Detail Leadership Experience: Mention your experience in managing teams or engaging with external stakeholders. Provide examples of how you've led initiatives or mentored junior colleagues, showcasing your ability to build networks and enhance the firm's reputation.
How to prepare for a job interview at McKinsey & Company
✨Showcase Your Scientific Expertise
Be prepared to discuss your mastery in specific scientific disciplines. Highlight your knowledge of recent publications and innovations in fields like chemistry, medicine, or computational biology, as this will demonstrate your up-to-date understanding and relevance in the industry.
✨Demonstrate AI Proficiency
Make sure to articulate your experience with various AI methods and technologies. Be ready to provide examples of how you've applied deep learning, machine learning, or causal inference in real-world scenarios, showcasing your ability to bridge science and AI effectively.

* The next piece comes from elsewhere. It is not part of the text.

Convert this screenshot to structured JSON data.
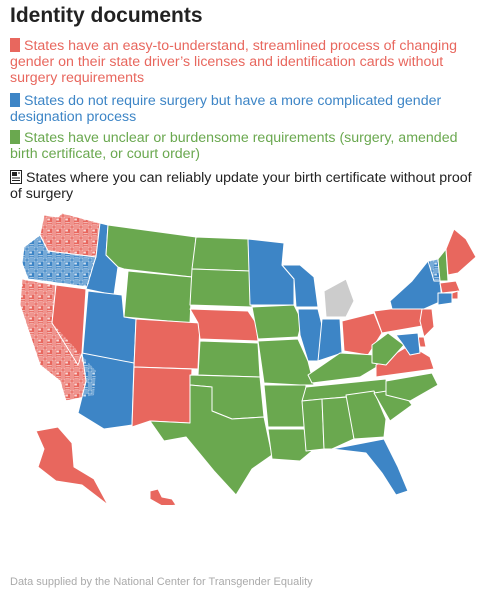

✨Communicate Effectively with Non-Technical Stakeholders
Prepare to explain complex technical concepts in a way that is accessible to non-technical audiences. Practice translating your scientific and AI knowledge into actionable insights that can drive decision-making for executive stakeholders.
✨Highlight Leadership and Mentorship Experience
Discuss your experience in leading teams and mentoring junior colleagues. Share specific examples of how you've contributed to building a strong external network and enhancing the reputation of your previous organizations in the scientific AI community.